Antes de recordar a dos admirados amigos recientemente fallecidos, el fino matador de Saltillo, Óscar Realme, y para colmo economista, y el novillero, apoderado, actor, declamador, bailaor de flamenco, director de escena, productor teatral, compañero de la bailaora y maestra María Antonieta Gutiérrez La Morris, padre amoroso de José Antonio y Amaranta, también talentosa bailaora; por si faltara, compadre de Manolo Martínez y, por encima de tantas facetas, poseedor de una ternura y una sensibilidad que le permitieron hacer amigos por docenas, de todas las condiciones y todas las profesiones, externo un obligado agradecimiento.
A Xavier González Fisher, acucioso investigador donde los haya e incansable bibliófilo, y a Horacio Reiba Alcalino, uno de los mejores ensayistas taurinos del mundo, por sus respectivas notas en torno a la partida física del matador Óscar Realme el primero de agosto pasado. Humanistas de rango universal aunque los neotaurinos lo ignoren, sus plumas hacen más falta a la fiesta de los toros de México que esta a ellos. Conmovido por sus puntuales, sustentadas y respetuosas notas sobre otro magnífico torero mexicano desaprovechado, les reitero mi agradecimiento por su refinada afición y paciente amistad.
Si bien había escuchado de los triunfos del Güero Realme en las improvisadas cuanto vehementes tertulias de mi padre y sus cuñados y posteriormente de los éxitos del joven diestro en importantes plazas de España, así como presenciado su malograda confirmación en la Plaza México al ser herido por su primer toro, a Óscar lo conocí ¡en el Metro! Lo identifiqué de inmediato, observé su mirada ensimismada y me presenté. Se inició entonces un diálogo como su tauromaquia: con pausas y sin prisas. Me confesó que el principal estorbo en su carrera no fue la miopía de los empresarios mexicanos o haberse adherido al bando de Luis Procuna, sino su padre, tan autoritario como inoportuno. Conoció la gloria en importantes escenarios, comprobó su estatura como torero de muy altos vuelos y lamentó que la fiesta de su país estuviera en manos de gente tan insensible y antojadiza como poderosa. La tristeza no rebasó su generoso corazón.
José Antonio Morales apareció por ensalmo, con esa magia que tan bien sabía manejar en los escenarios y en la vida.

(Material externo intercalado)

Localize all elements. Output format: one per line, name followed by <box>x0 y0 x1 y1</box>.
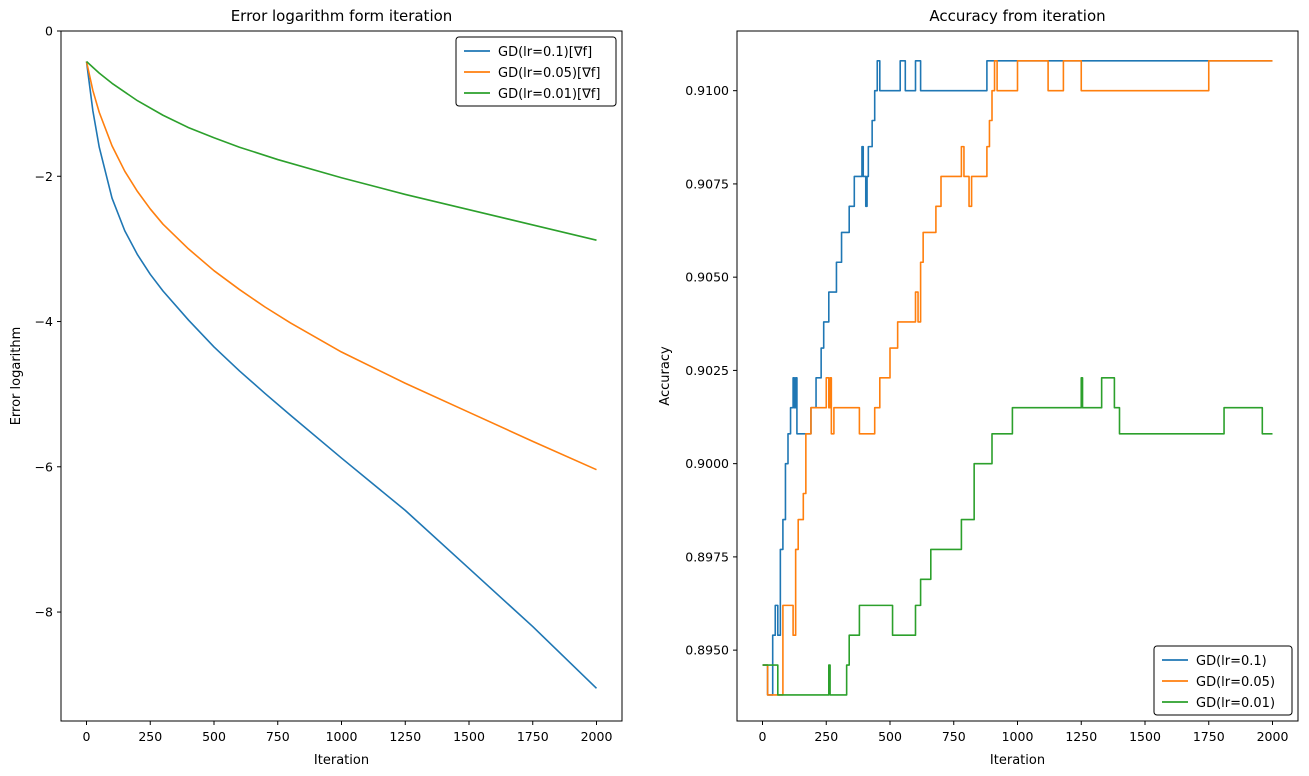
x-tick-label: 750 <box>942 729 966 744</box>
x-tick-label: 1250 <box>389 729 421 744</box>
series-line-1 <box>85 61 598 689</box>
x-tick-label: 250 <box>814 729 838 744</box>
legend: GD(lr=0.1)[∇f] GD(lr=0.05)[∇f] GD(lr=0.01)… <box>455 36 617 107</box>
x-axis-label: Iteration <box>990 753 1045 768</box>
x-tick-label: 500 <box>202 729 226 744</box>
plot-area: 0 250 500 750 1000 1250 1500 1750 2000 0.8950 0.89… <box>685 30 1299 744</box>
y-tick-label: −6 <box>35 459 53 474</box>
series-line-2 <box>85 61 597 471</box>
x-tick-label: 2000 <box>581 729 613 744</box>
legend-label: GD(lr=0.01) <box>1196 696 1275 711</box>
x-tick-label: 1750 <box>517 729 549 744</box>
y-axis-label: Accuracy <box>658 346 673 406</box>
y-tick-label: 0 <box>45 24 53 39</box>
x-tick-label: 1500 <box>1129 729 1161 744</box>
y-tick-label: −8 <box>35 605 53 620</box>
x-tick-label: 750 <box>266 729 290 744</box>
y-tick-label: 0.9100 <box>685 83 729 98</box>
legend-label: GD(lr=0.1) <box>1196 654 1267 669</box>
y-tick-label: −4 <box>35 314 53 329</box>
legend: GD(lr=0.1) GD(lr=0.05) GD(lr=0.01) <box>1153 645 1293 716</box>
y-tick-label: 0.8975 <box>685 549 729 564</box>
y-tick-label: 0.9050 <box>685 270 729 285</box>
series-line-3 <box>85 60 597 241</box>
x-axis-label: Iteration <box>314 753 369 768</box>
series-line-1 <box>762 60 1273 696</box>
x-tick-label: 0 <box>83 729 91 744</box>
legend-label: GD(lr=0.05) <box>1196 675 1275 690</box>
y-tick-label: 0.9000 <box>685 456 729 471</box>
chart-title: Accuracy from iteration <box>929 7 1105 25</box>
y-tick-label: 0.9075 <box>685 176 729 191</box>
error-log-chart: Error logarithm form iteration 0 250 500 75… <box>9 7 623 768</box>
plot-area: 0 250 500 750 1000 1250 1500 1750 2000 0 −2 −4 −6 −8 <box>35 24 623 744</box>
x-tick-label: 1000 <box>1002 729 1034 744</box>
y-tick-label: 0.8950 <box>685 643 729 658</box>
series-line-2 <box>762 60 1273 696</box>
x-tick-label: 2000 <box>1257 729 1289 744</box>
y-tick-label: 0.9025 <box>685 363 729 378</box>
y-axis-label: Error logarithm <box>9 327 24 426</box>
x-tick-label: 1250 <box>1065 729 1097 744</box>
legend-box <box>1153 645 1293 716</box>
x-tick-label: 500 <box>878 729 902 744</box>
series-line-3 <box>762 377 1273 696</box>
x-tick-label: 250 <box>138 729 162 744</box>
legend-label: GD(lr=0.01)[∇f] <box>498 87 600 102</box>
y-tick-label: −2 <box>35 169 53 184</box>
legend-box <box>455 36 617 107</box>
x-tick-label: 0 <box>759 729 767 744</box>
x-tick-label: 1750 <box>1193 729 1225 744</box>
chart-title: Error logarithm form iteration <box>231 7 453 25</box>
legend-label: GD(lr=0.05)[∇f] <box>498 66 600 81</box>
legend-label: GD(lr=0.1)[∇f] <box>498 45 592 60</box>
accuracy-chart: Accuracy from iteration 0 250 500 750 1000 12… <box>658 7 1299 768</box>
x-tick-label: 1500 <box>453 729 485 744</box>
x-tick-label: 1000 <box>326 729 358 744</box>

Su conversación y su voz eran una auténtica fiesta e inevitablemente nos amistamos. Compartíamos unos antecedentes de admiración por Manolo, no Martínez sino Vargas, bailaor, coreógrafo y maestro de escala mundial, y por Pilar Rioja, la inmensa bailarina. José Antonio tuvo además la gentileza de presentarme a otro Manolo de variados talentos, Espinosa, compañero suyo en la universidad. Incapaz de largar de la fiesta de sus amores aunque le dolieran sus desvíos, escuchaba o leía mis señalamientos con la elegante discreción que lo caracterizó. ¡Salud, entrañables maestros!
Hoy a las 13 horas, en la hermosa plaza Jorge El Ranchero Aguilar de la ciudad de Tlaxcala, harán el paseíllo dos magníficos toreros igualmente desaprovechados por el taurineo que nos cargamos: Miguel Villanueva y Raúl Ponce de León, quienes hace medio siglo, como sensacional pareja novilleril, llenaron de pasión y de gente la Plaza México. Poseedores de una intensa pero contrastada personalidad, Miguel sobrio y clásico y Raúl expresivo y barroco, deslumbraron al público aficionado desde la primera vez que alternaron. Lidiarán cuatro sementales de la ganadería de San Miguel del Milagro, propiedad de Ponce el bueno y de su hijo Rodrigo. ¡Mucha suerte, toreros inolvidables!